The idea was, that we would have phone service in an emergency power and phone failure, which never worked, because its a "pay as you go" (Samsung, InPulse SCH-a870) model, and its never charged up when needed, and of course, cannot be recharged in a power failure.
But, for regular use when charged and "filled" with money, there's no way to use it inside the house without walking outside into the middle of the road in order to get a signal.

So, if I wanted to keep this charged up for regular use, how could I make it send and receive a signal inside the home? We have a mobile home and are surrounded by trees.
At least one neighbor has the same problem, he's always out in his drive-way talking on his cell phone because he gets no signal in the house.
Is there some kind of roof antenna with an indoor transmitter/receiver to sort of "boost" the signal to and from the phone indoors? 
What do you recommend?
Thanks,
StartingOver


----------



## DonaldG (Aug 23, 2007)

Hello LSO

I am not familiar with that particular phone, but yes, there could be a solution.

If you can get a signal from outside your mobile home then the chances are very good. If your mobile home is clad in metallic material it will be shading the signal from the phone. I suggest that you go down to a reputable phone dealer and ask for advice on attaching an external antenna. 

The only short coming of having an external antenna is that the phone must be plugged into it. That means that you will not be able to move the phone from room to room.
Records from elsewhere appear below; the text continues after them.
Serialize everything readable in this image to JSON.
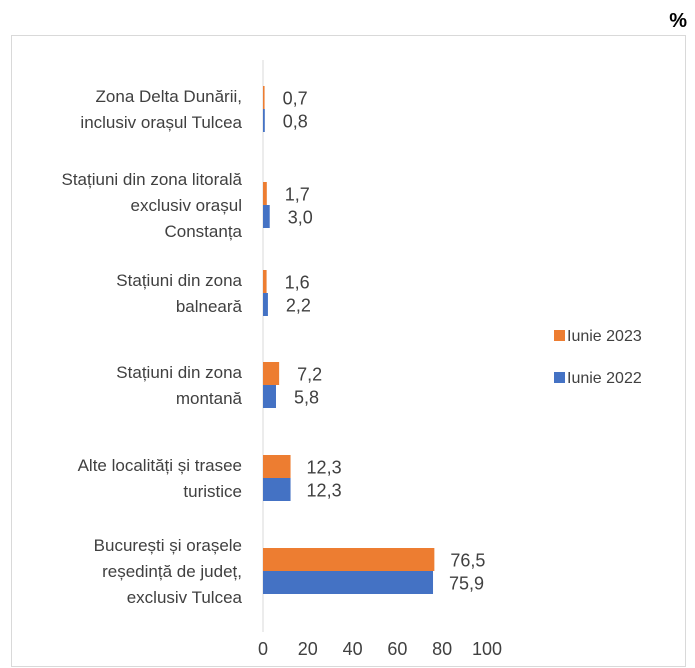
{
  "unit_label": "%",
  "chart_data": {
    "type": "bar",
    "orientation": "horizontal",
    "categories": [
      [
        "Zona Delta Dunării,",
        "inclusiv orașul Tulcea"
      ],
      [
        "Stațiuni din zona litorală",
        "exclusiv orașul",
        "Constanța"
      ],
      [
        "Stațiuni din zona",
        "balneară"
      ],
      [
        "Stațiuni din zona",
        "montană"
      ],
      [
        "Alte localități și trasee",
        "turistice"
      ],
      [
        "București și orașele",
        "reședință de județ,",
        "exclusiv Tulcea"
      ]
    ],
    "series": [
      {
        "name": "Iunie 2023",
        "color": "#ed7d31",
        "values": [
          0.7,
          1.7,
          1.6,
          7.2,
          12.3,
          76.5
        ],
        "labels": [
          "0,7",
          "1,7",
          "1,6",
          "7,2",
          "12,3",
          "76,5"
        ]
      },
      {
        "name": "Iunie 2022",
        "color": "#4472c4",
        "values": [
          0.8,
          3.0,
          2.2,
          5.8,
          12.3,
          75.9
        ],
        "labels": [
          "0,8",
          "3,0",
          "2,2",
          "5,8",
          "12,3",
          "75,9"
        ]
      }
    ],
    "xlim": [
      0,
      100
    ],
    "xticks": [
      0,
      20,
      40,
      60,
      80,
      100
    ],
    "grid": false,
    "legend_position": "right"
  }
}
It will have to be in one place only.

There is one possibility though and it will need a bit of DIY. Buy and external antenna then get a metal plate (maybe something like a metal tray) and mount the antenna on that. Then place the antenna inside the home but by a window. If that does not work inside but works outside, then have it properly installed on the roof or attached to the TV mast if you have one.

I hope that will help :wave:


----------